Saturday, September 10, 2011

A Good Weekend Part One

It was the labour day weekend. It wasn't a real photography outing kind of weekend although I did carry my camera around the whole time. My brother came to visit so we decided to get out and see the sights. All the best laid plans seemed to fall together quite nicely. 
On Friday Dale and I had the day to ourselves so we went into Vancouver and did a couple things we wanted to. Dale to a music store and me of course to a camera store. We then paid a visit to the H.R. MacMillan Space Centre.
I saw Planetarium Crab Sculpture for the first time on a high school tour and thought how cool it would be to make some kind of walking riding machine out of it. I guess I had a little more imagination then. The sculpture is apparently the most photographed thing in Vancouver. I've taken a few over the years. I don't recall a lot about that trip except they had a real shrunken head on display. Now that was something to see for an impressionable young teen. I can recall looking up close and thinking he might have had freckles. I didn't see the head this visit. I imagine it is stored to avoid upsetting any sensitive souls. 
We saw two shows in the Planetarium Star Theatre. We could have missed the second one as although they were billed as different shows, the second one was mostly a repeat of the first one.
This is the projector they use to create the night sky. The first time I saw it rise out of the bay I imagined it to be some satellite never sent to space and adapted to use as a projector. Making up stuff up like that was so much fun. They call it Harold but they aren't sure why.  


Saturday was a very long but really great day I thought. We headed off to Seattle. On the way down we stopped at the Boeing Future of Flight Museum. The museum part can be gone through fairly quickly, the main attraction is the tour of the Everett production line. There are no cameras allowed so I didn't get any photo's inside. It is about a 90 minute tour of the  huge aircraft manufacturing plant. The buildings themselves are awesome with doors the size of football fields. There were all kinds of interesting facts about them. "At one time rain clouds actually formed in the Boeing plant before a state-of-the-art air circulation system was installed"

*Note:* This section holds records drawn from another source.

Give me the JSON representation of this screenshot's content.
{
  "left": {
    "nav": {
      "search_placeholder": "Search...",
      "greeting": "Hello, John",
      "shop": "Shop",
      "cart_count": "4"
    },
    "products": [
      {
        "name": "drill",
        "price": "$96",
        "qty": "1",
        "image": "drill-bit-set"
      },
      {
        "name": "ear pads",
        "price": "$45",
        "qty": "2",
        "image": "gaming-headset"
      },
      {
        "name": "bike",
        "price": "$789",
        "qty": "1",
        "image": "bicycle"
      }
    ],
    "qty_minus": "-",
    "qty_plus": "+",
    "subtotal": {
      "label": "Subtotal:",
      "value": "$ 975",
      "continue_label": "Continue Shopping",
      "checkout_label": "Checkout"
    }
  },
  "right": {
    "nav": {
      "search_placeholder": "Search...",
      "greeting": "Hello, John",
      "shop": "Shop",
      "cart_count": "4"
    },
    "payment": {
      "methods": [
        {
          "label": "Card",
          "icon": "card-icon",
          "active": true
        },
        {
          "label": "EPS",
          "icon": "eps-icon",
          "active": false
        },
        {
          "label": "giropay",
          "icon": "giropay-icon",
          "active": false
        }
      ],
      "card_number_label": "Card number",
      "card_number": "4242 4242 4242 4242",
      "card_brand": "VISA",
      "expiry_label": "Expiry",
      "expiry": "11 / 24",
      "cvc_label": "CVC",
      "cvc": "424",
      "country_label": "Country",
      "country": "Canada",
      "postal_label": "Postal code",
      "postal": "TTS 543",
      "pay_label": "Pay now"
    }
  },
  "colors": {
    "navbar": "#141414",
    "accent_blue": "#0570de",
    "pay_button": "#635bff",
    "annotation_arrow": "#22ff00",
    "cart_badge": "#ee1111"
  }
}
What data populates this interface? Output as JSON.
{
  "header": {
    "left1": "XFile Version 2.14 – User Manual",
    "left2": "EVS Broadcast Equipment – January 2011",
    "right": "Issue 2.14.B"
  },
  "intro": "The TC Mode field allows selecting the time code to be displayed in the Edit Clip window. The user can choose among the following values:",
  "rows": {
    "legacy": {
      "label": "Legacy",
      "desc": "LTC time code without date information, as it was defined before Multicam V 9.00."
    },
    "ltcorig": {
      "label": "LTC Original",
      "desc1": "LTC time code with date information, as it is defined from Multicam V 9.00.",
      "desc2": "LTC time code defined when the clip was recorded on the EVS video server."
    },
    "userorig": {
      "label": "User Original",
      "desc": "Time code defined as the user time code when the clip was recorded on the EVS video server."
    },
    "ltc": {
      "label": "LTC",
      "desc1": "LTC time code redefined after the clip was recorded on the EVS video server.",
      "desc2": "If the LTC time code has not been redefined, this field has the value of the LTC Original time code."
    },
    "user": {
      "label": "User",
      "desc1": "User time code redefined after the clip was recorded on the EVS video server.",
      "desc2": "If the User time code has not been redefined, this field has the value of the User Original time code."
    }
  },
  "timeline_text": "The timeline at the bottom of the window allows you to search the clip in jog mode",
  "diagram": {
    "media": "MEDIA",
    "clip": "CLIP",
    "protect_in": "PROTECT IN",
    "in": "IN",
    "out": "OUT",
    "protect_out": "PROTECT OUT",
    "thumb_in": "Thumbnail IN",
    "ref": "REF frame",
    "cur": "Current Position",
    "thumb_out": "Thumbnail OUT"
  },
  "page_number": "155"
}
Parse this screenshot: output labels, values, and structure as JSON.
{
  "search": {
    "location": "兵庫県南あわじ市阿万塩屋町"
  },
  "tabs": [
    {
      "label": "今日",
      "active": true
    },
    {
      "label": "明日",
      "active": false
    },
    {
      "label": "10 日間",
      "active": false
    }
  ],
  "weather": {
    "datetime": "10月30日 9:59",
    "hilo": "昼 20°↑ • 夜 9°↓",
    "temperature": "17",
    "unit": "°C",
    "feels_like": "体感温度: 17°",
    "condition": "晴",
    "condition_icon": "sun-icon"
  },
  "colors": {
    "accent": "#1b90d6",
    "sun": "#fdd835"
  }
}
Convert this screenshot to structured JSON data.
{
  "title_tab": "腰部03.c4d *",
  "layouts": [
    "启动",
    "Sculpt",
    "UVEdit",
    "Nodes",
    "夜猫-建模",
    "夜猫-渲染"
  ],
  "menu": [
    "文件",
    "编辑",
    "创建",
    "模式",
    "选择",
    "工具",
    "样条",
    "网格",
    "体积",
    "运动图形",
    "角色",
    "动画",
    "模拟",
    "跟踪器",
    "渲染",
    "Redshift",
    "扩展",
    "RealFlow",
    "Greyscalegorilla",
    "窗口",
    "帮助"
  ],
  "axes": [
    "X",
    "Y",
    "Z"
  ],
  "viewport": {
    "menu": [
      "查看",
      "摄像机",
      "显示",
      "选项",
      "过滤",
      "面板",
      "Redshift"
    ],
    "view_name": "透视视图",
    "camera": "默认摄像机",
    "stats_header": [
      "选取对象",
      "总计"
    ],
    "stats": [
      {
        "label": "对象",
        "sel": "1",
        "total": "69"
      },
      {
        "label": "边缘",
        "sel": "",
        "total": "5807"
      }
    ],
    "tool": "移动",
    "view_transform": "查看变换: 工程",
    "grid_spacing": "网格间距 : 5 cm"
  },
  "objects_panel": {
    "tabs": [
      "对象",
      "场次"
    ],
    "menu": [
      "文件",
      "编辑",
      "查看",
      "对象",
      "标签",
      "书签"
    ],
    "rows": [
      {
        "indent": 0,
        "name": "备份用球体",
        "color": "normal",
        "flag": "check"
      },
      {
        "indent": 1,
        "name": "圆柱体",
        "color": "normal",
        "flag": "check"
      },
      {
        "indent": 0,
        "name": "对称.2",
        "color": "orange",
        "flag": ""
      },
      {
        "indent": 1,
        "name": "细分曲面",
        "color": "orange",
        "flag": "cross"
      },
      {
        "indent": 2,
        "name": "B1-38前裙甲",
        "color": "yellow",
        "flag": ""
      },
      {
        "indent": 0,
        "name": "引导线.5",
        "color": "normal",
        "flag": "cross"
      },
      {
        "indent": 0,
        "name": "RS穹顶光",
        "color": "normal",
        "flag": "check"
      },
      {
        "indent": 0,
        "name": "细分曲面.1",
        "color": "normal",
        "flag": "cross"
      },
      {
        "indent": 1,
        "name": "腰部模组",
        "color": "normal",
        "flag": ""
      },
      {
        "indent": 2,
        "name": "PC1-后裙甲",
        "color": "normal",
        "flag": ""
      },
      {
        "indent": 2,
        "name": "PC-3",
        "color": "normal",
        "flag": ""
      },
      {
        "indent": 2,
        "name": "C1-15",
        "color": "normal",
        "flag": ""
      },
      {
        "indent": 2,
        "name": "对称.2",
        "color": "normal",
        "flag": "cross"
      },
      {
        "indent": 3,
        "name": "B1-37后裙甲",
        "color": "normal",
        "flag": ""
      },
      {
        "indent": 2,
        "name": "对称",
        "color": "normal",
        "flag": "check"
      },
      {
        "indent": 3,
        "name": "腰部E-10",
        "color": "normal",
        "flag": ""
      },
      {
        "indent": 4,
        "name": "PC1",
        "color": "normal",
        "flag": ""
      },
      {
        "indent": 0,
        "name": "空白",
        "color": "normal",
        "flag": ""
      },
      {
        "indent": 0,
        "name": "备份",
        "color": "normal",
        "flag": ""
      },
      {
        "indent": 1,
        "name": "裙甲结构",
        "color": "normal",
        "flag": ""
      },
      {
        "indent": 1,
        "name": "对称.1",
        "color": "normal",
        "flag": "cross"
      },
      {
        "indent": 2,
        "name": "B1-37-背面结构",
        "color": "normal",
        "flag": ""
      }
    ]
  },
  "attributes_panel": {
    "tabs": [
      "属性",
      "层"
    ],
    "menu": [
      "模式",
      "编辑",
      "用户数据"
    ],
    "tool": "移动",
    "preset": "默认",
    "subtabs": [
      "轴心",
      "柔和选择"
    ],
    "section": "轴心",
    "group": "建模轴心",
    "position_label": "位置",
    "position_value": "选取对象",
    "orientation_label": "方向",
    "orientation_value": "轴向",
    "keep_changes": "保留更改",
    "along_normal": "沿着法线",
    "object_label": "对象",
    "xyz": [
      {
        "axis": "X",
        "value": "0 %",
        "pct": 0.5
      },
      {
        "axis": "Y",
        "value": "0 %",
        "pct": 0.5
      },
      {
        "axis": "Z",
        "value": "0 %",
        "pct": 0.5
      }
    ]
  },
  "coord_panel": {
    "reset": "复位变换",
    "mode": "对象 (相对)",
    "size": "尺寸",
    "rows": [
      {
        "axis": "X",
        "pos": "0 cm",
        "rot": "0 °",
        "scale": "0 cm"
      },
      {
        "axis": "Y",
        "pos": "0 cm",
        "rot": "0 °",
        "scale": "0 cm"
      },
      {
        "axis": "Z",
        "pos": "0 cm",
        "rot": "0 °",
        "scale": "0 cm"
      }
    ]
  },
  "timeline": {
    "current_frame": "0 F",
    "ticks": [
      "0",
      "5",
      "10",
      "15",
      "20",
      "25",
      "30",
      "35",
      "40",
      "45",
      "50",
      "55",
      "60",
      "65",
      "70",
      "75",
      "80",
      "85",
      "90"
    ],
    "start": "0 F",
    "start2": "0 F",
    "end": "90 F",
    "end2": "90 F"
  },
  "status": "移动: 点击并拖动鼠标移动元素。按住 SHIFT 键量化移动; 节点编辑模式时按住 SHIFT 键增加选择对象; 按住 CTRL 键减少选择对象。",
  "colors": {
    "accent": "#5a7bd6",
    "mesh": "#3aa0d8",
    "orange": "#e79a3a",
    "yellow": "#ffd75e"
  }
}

They build 747's, 777's, and 787 Dreamliners at this plant. The 787's parts are built elsewhere and put together here. Below is a photo with 2 of the 4 "Dreamlifters", Modified 747's to carry the fuselage sections to the plant from where they're constructed. They said the construction of previous aircraft was measured in weeks, the 787 is put together in mere days.

Another interesting little fact about the production facility is there is no central heating. They use the body heat from staff, heat from lights and tools that rises, is filtered, then pumped down into the building. I thought that was ingenious. 

I was going to try make the whole weekend one blog post but It is getting a little longer to put together than I thought so I am going to do this in three parts. I'll try be a little more diligent with the next two.